The Georgia Review
- Discipline: Literary journal
- Language: English
- Edited by: Gerald Maa

Publication details
- History: 1947–present
- Publisher: University of Georgia (USA)
- Frequency: Quarterly

Standard abbreviations
- ISO 4: Ga. Rev.

Indexing
- ISSN: 0016-8386
- JSTOR: 00168386

Links
- Journal homepage;

= The Georgia Review =

American literary magazine

The Georgia Review is a quarterly literary magazine based in Athens, Georgia.
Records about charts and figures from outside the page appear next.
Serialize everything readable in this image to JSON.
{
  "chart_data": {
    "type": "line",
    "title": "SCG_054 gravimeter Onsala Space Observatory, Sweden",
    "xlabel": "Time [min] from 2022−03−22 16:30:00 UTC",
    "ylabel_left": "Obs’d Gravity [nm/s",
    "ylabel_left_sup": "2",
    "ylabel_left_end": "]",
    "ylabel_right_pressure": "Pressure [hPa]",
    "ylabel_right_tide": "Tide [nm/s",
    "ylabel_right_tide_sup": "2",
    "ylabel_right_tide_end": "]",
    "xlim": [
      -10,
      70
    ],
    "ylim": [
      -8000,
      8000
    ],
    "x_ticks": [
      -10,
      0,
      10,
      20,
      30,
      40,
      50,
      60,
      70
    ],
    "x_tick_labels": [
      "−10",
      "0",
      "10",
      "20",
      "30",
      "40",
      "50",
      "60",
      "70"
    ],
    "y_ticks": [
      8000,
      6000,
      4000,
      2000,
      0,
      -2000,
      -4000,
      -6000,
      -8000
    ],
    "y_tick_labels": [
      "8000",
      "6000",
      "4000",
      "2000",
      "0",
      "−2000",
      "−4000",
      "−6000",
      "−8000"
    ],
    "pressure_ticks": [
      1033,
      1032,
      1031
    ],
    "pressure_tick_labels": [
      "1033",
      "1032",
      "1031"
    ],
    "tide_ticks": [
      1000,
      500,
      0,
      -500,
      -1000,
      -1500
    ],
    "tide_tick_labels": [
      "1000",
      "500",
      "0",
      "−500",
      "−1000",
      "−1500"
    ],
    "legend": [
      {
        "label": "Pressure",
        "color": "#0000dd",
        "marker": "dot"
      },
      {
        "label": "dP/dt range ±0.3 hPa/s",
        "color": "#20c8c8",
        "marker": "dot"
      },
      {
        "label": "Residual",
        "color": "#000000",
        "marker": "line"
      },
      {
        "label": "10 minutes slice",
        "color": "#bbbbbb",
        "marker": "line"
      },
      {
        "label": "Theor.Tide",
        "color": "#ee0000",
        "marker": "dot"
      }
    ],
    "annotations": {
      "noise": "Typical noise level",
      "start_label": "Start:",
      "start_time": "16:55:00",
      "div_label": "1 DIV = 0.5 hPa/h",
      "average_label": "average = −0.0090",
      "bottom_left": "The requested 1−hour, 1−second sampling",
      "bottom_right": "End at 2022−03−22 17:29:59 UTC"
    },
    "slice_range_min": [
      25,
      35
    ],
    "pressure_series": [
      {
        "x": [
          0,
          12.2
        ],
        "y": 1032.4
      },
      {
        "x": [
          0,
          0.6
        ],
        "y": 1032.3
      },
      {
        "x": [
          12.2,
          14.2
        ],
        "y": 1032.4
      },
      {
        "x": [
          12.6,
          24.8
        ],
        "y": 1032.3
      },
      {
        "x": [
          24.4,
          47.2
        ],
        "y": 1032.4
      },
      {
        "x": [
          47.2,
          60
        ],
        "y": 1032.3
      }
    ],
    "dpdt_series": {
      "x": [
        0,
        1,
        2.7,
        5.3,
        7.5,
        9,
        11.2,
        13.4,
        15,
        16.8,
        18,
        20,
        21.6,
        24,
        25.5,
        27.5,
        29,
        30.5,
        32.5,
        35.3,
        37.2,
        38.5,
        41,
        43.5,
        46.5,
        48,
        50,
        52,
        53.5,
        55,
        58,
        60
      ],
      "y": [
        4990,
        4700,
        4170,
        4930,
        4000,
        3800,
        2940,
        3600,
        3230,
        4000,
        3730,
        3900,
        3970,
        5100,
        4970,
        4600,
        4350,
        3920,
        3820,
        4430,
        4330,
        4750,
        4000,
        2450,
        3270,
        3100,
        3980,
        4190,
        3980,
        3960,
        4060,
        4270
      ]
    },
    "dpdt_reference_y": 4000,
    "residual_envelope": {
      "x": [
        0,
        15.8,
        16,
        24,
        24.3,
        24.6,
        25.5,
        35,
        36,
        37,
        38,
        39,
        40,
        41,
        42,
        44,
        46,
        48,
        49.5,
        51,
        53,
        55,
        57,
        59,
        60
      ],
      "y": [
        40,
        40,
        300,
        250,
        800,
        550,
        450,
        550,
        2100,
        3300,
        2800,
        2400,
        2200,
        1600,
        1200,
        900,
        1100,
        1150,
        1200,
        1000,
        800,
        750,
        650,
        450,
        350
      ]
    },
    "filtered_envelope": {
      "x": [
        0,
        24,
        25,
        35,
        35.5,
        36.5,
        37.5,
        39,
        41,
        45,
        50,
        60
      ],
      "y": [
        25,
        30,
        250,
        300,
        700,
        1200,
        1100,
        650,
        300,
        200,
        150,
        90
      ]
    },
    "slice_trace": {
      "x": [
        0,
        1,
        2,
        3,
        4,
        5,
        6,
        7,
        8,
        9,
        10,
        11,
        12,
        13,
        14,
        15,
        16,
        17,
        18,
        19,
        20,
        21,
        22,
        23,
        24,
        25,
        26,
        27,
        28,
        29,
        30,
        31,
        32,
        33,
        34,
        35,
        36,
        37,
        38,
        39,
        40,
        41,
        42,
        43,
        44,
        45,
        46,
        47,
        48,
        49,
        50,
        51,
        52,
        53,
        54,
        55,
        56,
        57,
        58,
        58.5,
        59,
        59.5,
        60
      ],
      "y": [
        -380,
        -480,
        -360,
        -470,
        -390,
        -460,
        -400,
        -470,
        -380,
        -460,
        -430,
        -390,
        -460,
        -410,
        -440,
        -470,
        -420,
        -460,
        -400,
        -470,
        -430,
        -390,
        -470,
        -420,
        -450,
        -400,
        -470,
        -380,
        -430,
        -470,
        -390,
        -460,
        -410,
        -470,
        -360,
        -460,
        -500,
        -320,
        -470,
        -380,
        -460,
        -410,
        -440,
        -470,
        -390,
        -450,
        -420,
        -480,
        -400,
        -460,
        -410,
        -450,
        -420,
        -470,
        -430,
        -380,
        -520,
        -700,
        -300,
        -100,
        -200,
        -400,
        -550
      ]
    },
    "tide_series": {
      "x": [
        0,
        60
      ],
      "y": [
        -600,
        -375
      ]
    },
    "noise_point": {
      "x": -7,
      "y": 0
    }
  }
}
Founded in 1947 by John Donald Wade, an English professor at University of Georgia, the journal features poetry, fiction, essays, book reviews, translations and visual art.

The magazine was initially confined to topics relevant to Georgia, but later editors, starting with James Colvert (1968–1972), expanded the magazine's scope beyond the state. The magazine rebranded once again with the Spring 1978 issue, including a new art portfolio, a full-color cover, and an extensive review section.

The journal has won National Magazine Awards for Fiction (1986 and 2022), for Essays (2007), and for Profile Writing (2020). The journal has also received a Governor's Award in the Humanities (2007), and GAMMA awards, given by the Magazine Association of the Southeast (seven each in 2007 and 2008).

Works that appear in The Georgia Review are frequently reprinted in the Best American Short Stories and Best American Poetry and have won the Pushcart and O. Henry Prizes.